I thought that a possible solution for use lock-free code would be to have multiple collections. Then it would be necessary a strategy to make each thread of the parallel process working on a single collection. Collections could be for instance inside a dictionary with thread ID as key, but I do not know any .NET facility for this (I should know the threads ID for initialize the dictionary before launching the parallelization). Could be this idea feasible and, in case yes, does exist some .NET tool for this? Or alternatively, any other idea to speed up the process?
[EDIT] I've followed the Reed Copsey's suggestion and I used the following solution (according to the profiler of VS2010, before the burden for locking and adding to the list was taking 15% of the resources, while now only 1%):
// master collection where saving found signals
List<MySignal> mySignalList = new List<MySignal>();
// thread-local storage of data (each thread is working on its List<MySignal>)

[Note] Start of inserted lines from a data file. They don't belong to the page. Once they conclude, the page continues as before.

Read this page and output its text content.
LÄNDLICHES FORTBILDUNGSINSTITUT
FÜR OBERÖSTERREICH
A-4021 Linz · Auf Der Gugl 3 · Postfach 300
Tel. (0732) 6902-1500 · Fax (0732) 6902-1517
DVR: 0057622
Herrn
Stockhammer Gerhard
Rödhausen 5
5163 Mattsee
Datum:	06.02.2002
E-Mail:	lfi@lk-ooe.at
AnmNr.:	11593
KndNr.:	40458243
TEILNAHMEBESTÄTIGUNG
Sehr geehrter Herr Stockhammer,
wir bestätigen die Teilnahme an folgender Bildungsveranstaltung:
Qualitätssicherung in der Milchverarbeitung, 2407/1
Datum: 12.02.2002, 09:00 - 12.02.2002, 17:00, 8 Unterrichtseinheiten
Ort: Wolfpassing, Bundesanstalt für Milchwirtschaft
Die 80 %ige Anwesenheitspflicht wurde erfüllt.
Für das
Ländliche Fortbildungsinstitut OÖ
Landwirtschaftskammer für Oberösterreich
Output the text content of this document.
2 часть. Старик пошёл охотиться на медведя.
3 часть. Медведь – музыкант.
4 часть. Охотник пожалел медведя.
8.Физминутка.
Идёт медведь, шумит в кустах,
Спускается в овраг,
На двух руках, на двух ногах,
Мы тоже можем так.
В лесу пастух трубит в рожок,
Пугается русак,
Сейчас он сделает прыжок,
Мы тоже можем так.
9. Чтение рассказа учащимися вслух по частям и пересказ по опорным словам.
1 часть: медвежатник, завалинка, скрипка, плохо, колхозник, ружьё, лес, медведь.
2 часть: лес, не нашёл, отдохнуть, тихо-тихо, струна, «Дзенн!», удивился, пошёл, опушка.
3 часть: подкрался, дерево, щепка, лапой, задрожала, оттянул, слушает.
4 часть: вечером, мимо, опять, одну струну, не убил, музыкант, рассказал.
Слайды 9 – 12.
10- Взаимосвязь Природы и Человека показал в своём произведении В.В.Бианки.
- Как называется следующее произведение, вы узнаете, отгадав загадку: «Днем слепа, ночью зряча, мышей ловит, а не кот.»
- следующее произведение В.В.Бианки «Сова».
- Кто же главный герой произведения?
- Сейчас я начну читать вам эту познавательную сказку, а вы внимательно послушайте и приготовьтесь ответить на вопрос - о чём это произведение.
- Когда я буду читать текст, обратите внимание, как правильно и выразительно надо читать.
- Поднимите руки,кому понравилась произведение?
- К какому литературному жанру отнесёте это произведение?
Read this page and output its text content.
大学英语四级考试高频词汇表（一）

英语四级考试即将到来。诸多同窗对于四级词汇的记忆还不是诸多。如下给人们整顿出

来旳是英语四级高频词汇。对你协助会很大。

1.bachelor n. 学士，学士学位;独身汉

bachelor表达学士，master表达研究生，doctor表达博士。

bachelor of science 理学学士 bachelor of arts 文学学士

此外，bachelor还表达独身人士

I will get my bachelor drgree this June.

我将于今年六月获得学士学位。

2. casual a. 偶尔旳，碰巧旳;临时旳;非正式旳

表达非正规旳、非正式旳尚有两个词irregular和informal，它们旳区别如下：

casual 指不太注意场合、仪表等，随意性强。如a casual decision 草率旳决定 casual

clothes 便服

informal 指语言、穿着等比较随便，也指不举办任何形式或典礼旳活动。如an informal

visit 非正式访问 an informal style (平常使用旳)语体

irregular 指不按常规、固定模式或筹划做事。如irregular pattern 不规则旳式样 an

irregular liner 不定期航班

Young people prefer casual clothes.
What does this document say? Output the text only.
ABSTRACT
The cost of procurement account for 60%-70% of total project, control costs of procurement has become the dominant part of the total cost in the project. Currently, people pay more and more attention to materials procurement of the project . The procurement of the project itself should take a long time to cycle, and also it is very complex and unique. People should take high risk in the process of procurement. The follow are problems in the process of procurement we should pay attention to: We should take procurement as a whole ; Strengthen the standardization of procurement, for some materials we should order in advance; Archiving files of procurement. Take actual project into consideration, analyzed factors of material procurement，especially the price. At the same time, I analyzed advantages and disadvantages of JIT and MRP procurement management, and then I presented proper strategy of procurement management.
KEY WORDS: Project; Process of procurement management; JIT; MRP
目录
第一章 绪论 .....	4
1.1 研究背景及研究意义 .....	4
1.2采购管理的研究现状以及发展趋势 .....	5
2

ThreadLocal<List<MySignal>> threadLocal;
// analyze data
private void AnalizeData()
{
using(threadLocal = new ThreadLocal<List<MySignal>>(() =>
{ return new List<MySignal>(); }))
{
Parallel.For<int>(0, 10000,
() =>
{ return 0;},
(i, loopState, localState) =>
{
// wrapper for the external c++ dll
ProcessData(data[i]);
return 0;
},
(localState) =>
{
lock(this)
{
// add thread-local lists to the master collection
mySignalList.AddRange(local.Value);
local.Value.Clear();
}
});
}
}
// method invoked by the callback
private void Collect(int type, long time)
{
local.Value.Add(new MySignal(type, time));
}
>(...) so that the collection is initialized in the localInit and then passed to the localFinally delegate? The problem is that the body will never use the collection and has no return type (the callback will cause the collection to be filled up). Maybe you were suggesting of mixing this method with the ThreadLocal use, but in this case I'm missing how to do. Could you give me some more details?
– Mauro Ganswer Feb 21 '11 at 20:28